そして、雨宿りしていることをすっかり忘れた頃。ふと、あたしの妄想をフルに膨らませたマシンガントークに、マサキさんは妙なところで噴き出して笑う。
当然、どこがおかしかったのかわからないあたしは首を傾げたけれど、その頭をまた、大きな手が撫でてくれた。

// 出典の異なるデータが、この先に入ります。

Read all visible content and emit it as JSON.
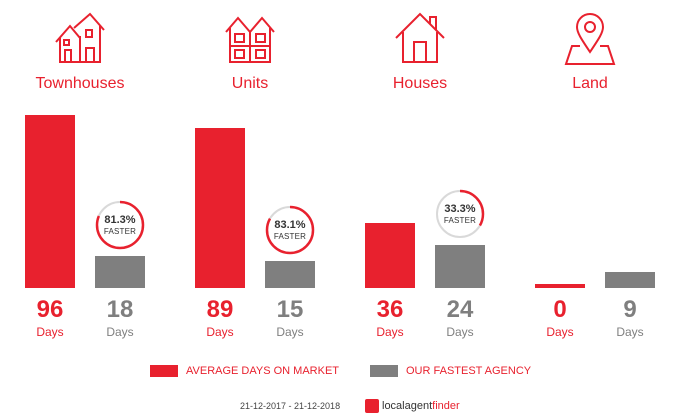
{
  "chart_data": {
    "type": "bar",
    "categories": [
      "Townhouses",
      "Units",
      "Houses",
      "Land"
    ],
    "series": [
      {
        "name": "AVERAGE DAYS ON MARKET",
        "values": [
          96,
          89,
          36,
          0
        ],
        "color": "#e8212e"
      },
      {
        "name": "OUR FASTEST AGENCY",
        "values": [
          18,
          15,
          24,
          9
        ],
        "color": "#7f7f7f"
      }
    ],
    "value_unit": "Days",
    "faster": [
      "81.3%",
      "83.1%",
      "33.3%",
      null
    ],
    "faster_fraction": [
      0.813,
      0.831,
      0.333,
      null
    ],
    "faster_label": "FASTER",
    "icons": [
      "townhouse-icon",
      "units-icon",
      "house-icon",
      "land-pin-icon"
    ],
    "ylim": [
      0,
      100
    ]
  },
  "footer": {
    "date_range": "21-12-2017 - 21-12-2018",
    "brand_part1": "localagent",
    "brand_part2": "finder"
  }
}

――元気そうでえかったわ、と。
「なんかわけがあるんやろ?」
さっきまで、少年みたいに笑っていたのに。……やっぱり彼は、狡い大人だ。
俯いたあたしの名前を、彼は小さく小さく呼んだ。
「自分に正直に生きるんが、一番難儀やな」
その言葉に、ズキリと胸の奥が痛むのを感じた。
考えたくなかったのに。もう決めたのに。その、たった一言で思い知らされる。
……真っ黒に曇っていた空に、小さな光が差してしまった。
「家まで送るわ」
ジャケットを頭の上から掛け直してくれた彼は、そっと肩に腕を回し、動けなくなっていたあたしの体を引きずり出すように、その光の方へと歩き出した。
「こんな可愛い子何回も泣かして、ほんま罪な男やで」
張り詰めていた糸が切れ言うことを聞いてくれない体でも、簡単に支えてしまえる大人な彼は、一人楽しそうに話をする。
「ちょい待ち。……今泣かしたん完全に俺やん!」とか。「なんて罪なイケメンさんなんや。さすが俺」とか。「とゆーかなんでこのシチュエーションで可愛い女の子の下着透けとらんねん! これも日頃の行いが悪いせいかあ」とか。
泣いていたあたしには、気付くことはできなかった。……ううん。きっと、これからも気付くことはないだろう。
「……そんなに早う大人にならんでええねん。俺みたいに、不器用な生き方しかできん、卑怯な大人にしかなれんで」
どんな想いで、彼は叶えられなかった夢の話をしたのか。
やっぱり大人な彼は、狡賢くて卑怯で、どこまでも不器用な人なのだと。